I would also consider dropping "CX" from the name.

Yesterday @Jdforrester-WMF suggested that this might be in conflict with what @Legoktm has plans to implement. More info in needed from them.

I said that going beyond just a JSON message or two in the MediaWiki: namespace and creating a Config: namespace with its own rules and expectations with tiers of what controls which users can set and for what scope (page, wiki, cluster) would conflict with T388: Graphical configuration interface which will do the same.

@Jdforrester-WMF The mapping we would like to store is somewhat different from the one proposed in the linked RFC. T143121: Support block template adaptation has the UX designs by @Pginer-WMF that can clarfiy what exactly we want to store, And it is not configuration for a wiki infrastructure, but template param mapping between two language pairs to prefill the template translation editor and save time for translators.

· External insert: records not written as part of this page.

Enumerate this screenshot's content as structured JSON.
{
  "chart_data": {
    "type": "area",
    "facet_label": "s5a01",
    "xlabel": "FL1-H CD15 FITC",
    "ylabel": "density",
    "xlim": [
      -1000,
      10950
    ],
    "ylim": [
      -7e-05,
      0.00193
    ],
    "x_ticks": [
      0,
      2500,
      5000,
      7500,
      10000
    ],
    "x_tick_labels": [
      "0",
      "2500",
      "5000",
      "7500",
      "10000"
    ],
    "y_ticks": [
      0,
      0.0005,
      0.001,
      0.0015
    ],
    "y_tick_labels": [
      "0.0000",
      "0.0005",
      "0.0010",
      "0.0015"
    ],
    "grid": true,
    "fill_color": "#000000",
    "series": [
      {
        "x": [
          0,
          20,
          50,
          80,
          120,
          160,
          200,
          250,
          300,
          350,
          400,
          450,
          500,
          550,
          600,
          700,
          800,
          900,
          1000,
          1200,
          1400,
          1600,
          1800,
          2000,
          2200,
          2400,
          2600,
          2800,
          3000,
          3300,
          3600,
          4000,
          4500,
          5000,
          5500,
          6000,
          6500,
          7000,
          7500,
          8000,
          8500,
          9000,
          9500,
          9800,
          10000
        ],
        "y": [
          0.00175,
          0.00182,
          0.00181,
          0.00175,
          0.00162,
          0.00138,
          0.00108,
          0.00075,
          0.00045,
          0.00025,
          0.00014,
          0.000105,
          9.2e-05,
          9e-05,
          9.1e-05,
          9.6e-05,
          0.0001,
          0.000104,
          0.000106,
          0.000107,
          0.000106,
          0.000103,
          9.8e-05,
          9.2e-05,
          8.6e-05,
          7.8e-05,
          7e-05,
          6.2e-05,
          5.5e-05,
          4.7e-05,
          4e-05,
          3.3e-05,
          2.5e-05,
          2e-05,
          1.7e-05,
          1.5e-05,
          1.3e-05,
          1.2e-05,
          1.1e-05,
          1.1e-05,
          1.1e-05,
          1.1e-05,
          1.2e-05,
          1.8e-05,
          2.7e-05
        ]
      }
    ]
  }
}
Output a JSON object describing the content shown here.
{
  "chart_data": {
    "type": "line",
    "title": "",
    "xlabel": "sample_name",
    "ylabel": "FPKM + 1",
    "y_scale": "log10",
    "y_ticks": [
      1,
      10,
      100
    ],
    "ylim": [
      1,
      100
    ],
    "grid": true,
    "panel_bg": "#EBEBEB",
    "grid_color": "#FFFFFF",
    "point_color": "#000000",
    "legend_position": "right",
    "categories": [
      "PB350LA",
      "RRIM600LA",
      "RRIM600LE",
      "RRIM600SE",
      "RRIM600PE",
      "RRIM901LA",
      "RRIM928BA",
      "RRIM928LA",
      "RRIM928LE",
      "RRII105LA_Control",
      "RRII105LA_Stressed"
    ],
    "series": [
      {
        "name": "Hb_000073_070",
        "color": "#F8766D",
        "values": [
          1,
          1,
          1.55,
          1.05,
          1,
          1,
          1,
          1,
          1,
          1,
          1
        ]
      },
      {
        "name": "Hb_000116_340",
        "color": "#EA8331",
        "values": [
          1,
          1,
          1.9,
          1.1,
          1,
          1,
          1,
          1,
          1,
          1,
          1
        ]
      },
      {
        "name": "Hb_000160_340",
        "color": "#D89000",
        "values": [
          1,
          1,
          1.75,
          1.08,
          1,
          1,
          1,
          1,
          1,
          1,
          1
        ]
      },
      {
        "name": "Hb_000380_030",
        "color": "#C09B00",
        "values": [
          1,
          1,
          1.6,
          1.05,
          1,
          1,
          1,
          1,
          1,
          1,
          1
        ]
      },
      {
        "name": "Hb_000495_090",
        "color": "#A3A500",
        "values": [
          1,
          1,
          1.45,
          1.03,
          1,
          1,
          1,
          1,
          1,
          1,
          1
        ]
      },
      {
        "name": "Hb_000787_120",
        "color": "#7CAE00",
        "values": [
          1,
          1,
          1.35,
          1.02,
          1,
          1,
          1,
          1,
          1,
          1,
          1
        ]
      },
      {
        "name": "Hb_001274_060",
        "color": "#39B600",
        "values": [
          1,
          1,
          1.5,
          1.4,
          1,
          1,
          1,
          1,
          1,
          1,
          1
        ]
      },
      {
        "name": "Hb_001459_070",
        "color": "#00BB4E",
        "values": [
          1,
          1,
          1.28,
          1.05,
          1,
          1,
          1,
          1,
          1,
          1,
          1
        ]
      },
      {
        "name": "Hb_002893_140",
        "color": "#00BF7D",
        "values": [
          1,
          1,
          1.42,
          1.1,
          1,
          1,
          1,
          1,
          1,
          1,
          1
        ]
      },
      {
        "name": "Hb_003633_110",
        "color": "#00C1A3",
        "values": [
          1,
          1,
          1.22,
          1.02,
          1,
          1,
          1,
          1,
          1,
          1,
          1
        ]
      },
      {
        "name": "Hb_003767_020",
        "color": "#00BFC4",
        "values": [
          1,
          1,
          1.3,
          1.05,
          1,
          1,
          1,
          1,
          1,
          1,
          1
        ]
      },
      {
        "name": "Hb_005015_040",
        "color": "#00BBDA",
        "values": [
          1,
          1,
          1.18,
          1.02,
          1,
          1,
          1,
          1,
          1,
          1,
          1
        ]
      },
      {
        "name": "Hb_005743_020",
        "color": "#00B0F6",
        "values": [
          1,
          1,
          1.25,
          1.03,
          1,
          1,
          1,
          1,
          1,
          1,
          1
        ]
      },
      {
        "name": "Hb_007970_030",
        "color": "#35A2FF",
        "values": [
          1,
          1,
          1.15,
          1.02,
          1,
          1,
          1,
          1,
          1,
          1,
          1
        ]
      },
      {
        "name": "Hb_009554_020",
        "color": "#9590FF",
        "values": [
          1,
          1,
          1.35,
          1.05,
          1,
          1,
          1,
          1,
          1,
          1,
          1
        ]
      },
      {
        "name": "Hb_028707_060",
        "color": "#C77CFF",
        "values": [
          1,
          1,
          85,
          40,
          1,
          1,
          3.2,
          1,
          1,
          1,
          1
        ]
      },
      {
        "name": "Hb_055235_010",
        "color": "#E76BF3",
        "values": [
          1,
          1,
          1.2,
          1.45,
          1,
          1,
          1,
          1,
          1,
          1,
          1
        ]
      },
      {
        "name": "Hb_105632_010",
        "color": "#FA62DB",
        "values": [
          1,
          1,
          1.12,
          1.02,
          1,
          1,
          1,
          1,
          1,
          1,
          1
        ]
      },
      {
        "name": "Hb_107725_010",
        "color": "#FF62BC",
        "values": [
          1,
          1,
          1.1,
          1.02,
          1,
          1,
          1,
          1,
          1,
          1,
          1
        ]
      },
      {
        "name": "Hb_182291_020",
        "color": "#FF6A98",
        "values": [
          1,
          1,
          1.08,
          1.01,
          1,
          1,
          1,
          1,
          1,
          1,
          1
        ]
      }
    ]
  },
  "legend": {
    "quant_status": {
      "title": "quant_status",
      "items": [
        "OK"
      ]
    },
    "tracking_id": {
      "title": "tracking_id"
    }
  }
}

We plan to visit this after an iteration of the template editor deveopment and see if we really need to remember the mapping or the proposed UX will be suffice for the time being.

Jdforrester-WMF lowered the priority of this task from Medium to Low.Sep 9 2016, 5:40 PM

OK, will re-prioritise this then.

Arrbee raised the priority of this task from Low to Medium.Sep 13 2016, 11:54 PM
Arrbee subscribed.

Changing back to earlier priority as this is part of the ongoing template adaption improvement work.

Tabular data has launched, and could be easily used for this, assuming the community will be ok with this type of data. For example, each table column has an id (C++ style identifier), and the corresponding localized string {"en":"...", "fr":"...", ...}. Lua script can easily consume this information from any wiki, because mw.ext.data.get('datapage.tab') is available everywhere.